When considering the playing conditions of pre-season friendlies, it is reasonable to assume that the matches are generally held in sun-soaked regions with dry, warm weather, which helps improve the players’ fitness levels ahead of the new season.
Most teams choose to travel to the Algarve or the US, where managers put their players through rigorous training in a hotter climate than what is typically experienced in England. However, in 2013, Sunderland took it one step further by heading to Hong Kong to participate in the Premier League Asia Trophy, under the leadership of Paolo Di Canio.
The tournament featured four teams: Manchester City, Tottenham, Sunderland, and South China. The teams played in a semi-final and a final, or a third-place playoff if they lost in the semi-final.
Unfortunately, the weather conditions during the three-day event were absolutely horrendous. The Hong Kong stadium experienced an incalculable amount of rainfall, and injuries to players became a growing concern.
During the semi-final match between Spurs and Sunderland, Jan Vertonghen from Spurs suffered a sprained ankle in the sodden conditions. The situation was so dire that the match had to be shortened to 40 minutes per half, and the Premier League had to send their own groundsmen to manage a pitch that was clearly unplayable.
After the semi-finals, questions arose regarding whether the finals would take place at all. However, due to it being the Premier League’s flagship trophy competition, it was highly unlikely that the finals would be postponed, despite manager Paolo Di Canio’s description of it as a “killer pitch.”
You can’t believe this kind of weather. We have to handle the situation. For example, we changed our [training] schedule a bit and they ran without the ball. We couldn’t play on the field. I hope that we can do something and play the games.
Of course I’m worried about the safety of my players. It’s a killer pitch in this weather. It is dangerous.
Finally, the game was played despite much comment and dismay from both parties. Manchester City manager Manuel Pellegrini also expressed his disapproval of the game proceeding, and his concerns proved valid when his defender Matija Nastasic had to be taken off on a stretcher during the second half.
The central defender seemed to fall awkwardly, raising questions once again about the wisdom of playing on the boggy Hong Kong Stadium pitch.

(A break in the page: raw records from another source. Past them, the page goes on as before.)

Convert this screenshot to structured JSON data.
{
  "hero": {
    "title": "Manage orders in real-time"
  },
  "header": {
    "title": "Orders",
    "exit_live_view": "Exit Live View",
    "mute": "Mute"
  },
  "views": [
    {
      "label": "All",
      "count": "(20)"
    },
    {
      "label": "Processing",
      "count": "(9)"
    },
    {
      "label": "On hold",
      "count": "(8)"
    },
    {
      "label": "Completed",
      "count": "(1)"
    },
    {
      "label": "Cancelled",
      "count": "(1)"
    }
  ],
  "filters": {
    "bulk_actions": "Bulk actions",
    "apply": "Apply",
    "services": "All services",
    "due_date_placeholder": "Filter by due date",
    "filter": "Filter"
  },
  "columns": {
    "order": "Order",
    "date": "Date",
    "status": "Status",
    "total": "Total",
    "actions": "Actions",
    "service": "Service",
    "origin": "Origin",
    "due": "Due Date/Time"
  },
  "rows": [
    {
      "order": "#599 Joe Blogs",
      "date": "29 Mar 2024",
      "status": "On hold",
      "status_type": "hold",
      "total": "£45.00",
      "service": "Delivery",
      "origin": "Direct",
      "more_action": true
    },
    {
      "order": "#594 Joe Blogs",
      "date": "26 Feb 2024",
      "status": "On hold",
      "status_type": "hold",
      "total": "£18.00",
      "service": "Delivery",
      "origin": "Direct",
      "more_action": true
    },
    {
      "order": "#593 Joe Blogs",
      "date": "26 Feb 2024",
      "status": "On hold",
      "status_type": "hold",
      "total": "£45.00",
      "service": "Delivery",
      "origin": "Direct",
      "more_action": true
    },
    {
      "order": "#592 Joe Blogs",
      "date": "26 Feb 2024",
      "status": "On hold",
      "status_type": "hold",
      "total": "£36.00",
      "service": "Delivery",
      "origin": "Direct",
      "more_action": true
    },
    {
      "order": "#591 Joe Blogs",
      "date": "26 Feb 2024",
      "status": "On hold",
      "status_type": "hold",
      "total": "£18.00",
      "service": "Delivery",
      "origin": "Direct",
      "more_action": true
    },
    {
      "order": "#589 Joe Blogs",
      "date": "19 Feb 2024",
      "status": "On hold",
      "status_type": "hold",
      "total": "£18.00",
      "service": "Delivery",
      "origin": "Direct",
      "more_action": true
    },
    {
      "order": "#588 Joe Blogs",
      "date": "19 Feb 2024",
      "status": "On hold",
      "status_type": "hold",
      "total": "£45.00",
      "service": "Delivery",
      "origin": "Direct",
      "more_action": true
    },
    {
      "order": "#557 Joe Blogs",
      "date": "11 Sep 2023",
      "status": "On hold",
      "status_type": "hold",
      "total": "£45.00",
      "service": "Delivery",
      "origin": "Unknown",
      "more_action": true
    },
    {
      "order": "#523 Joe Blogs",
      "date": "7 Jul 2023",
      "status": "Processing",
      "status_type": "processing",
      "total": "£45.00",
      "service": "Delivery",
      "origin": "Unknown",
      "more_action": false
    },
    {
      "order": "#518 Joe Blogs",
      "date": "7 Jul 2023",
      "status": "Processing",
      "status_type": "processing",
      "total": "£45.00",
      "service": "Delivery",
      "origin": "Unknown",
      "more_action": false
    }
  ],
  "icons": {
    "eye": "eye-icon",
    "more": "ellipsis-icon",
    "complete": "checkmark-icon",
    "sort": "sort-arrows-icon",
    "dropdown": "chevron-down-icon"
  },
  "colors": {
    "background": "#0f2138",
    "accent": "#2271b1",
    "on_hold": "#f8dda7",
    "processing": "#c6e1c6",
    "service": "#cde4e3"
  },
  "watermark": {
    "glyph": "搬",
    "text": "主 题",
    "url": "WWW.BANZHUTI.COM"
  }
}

As for the match itself, Manchester City dominated from the start to finish, with Edin Dzeko scoring within the first ten minutes. The forward struck the ball cleanly from outside the area, leaving Sunderland’s goalkeeper, Vito Mannone, with no chance.

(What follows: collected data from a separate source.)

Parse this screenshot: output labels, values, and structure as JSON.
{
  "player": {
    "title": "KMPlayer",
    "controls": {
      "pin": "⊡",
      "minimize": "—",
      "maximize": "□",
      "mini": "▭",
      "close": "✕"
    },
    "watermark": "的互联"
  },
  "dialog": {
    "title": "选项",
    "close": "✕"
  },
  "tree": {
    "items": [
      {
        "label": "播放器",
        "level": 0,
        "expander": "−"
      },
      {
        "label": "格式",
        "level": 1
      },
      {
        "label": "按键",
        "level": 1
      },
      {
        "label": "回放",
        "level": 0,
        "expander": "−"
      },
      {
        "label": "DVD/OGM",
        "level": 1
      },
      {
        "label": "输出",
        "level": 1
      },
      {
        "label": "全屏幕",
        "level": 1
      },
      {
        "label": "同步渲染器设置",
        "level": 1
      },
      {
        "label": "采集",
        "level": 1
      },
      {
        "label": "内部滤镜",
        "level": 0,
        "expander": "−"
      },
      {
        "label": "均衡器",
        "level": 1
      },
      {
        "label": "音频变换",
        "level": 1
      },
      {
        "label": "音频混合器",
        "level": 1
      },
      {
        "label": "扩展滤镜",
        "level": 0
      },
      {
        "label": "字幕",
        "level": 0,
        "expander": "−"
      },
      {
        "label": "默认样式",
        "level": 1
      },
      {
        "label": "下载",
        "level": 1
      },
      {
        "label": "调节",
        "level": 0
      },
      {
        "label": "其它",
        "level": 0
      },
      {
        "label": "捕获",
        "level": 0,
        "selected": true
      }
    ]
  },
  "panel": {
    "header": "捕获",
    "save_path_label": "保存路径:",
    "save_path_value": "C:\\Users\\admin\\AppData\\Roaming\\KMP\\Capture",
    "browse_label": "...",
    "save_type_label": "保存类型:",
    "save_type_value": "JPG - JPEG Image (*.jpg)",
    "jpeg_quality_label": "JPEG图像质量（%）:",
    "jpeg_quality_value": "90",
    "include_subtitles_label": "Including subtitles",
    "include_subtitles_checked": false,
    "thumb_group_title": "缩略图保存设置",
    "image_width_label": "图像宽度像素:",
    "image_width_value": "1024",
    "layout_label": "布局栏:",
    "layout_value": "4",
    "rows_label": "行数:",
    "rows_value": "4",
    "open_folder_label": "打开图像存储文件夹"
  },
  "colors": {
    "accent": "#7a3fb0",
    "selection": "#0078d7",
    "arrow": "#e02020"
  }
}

City’s new signing, Alvaro Negredo, making his first start since his £20.6m move, demonstrated the team’s dominance in the opening period. He easily created space in the area, although he failed to shoot on one occasion. In another chance, the Spaniard ran clear but his left-footed effort went high and wide.
The entire game was essentially one-way traffic, and Paolo Di Canio must have been frustrated with his team’s lack of attacking prowess. The Italian could be forgiven for the disjointed nature of the performance, considering the significant overhaul in the club’s playing staff.
They started the second half as if Di Canio had given them a sharp reminder during the break of his expectations, pushing forward and posing questions to City’s defence. However, their inability to maintain possession was their downfall, and City continued to create numerous opportunities in the second half.
In the 68th minute, Dzeko had a chance to score his second goal from the penalty spot. Unfortunately, the Bosnian sent a terrible shot over the bar, and he looked at the surface in frustration, as he had slipped during the shot. Later on, Seb Larsson had our best opportunity to score, but it was saved by future Sunderland player Costel Pantilimon.
Undoubtedly, both teams were relieved that the whole ordeal was over - especially Di Canio, who thankfully got his team through the trip with minimal injuries. As for City, Pellegrini was likely to lament the loss of a defender in a meaningless competition.
Sunderland continued to invest in relatively unknown players, with many new faces joining the club. The summer of change at the club was bold, but unfortunately, things quickly turned sour.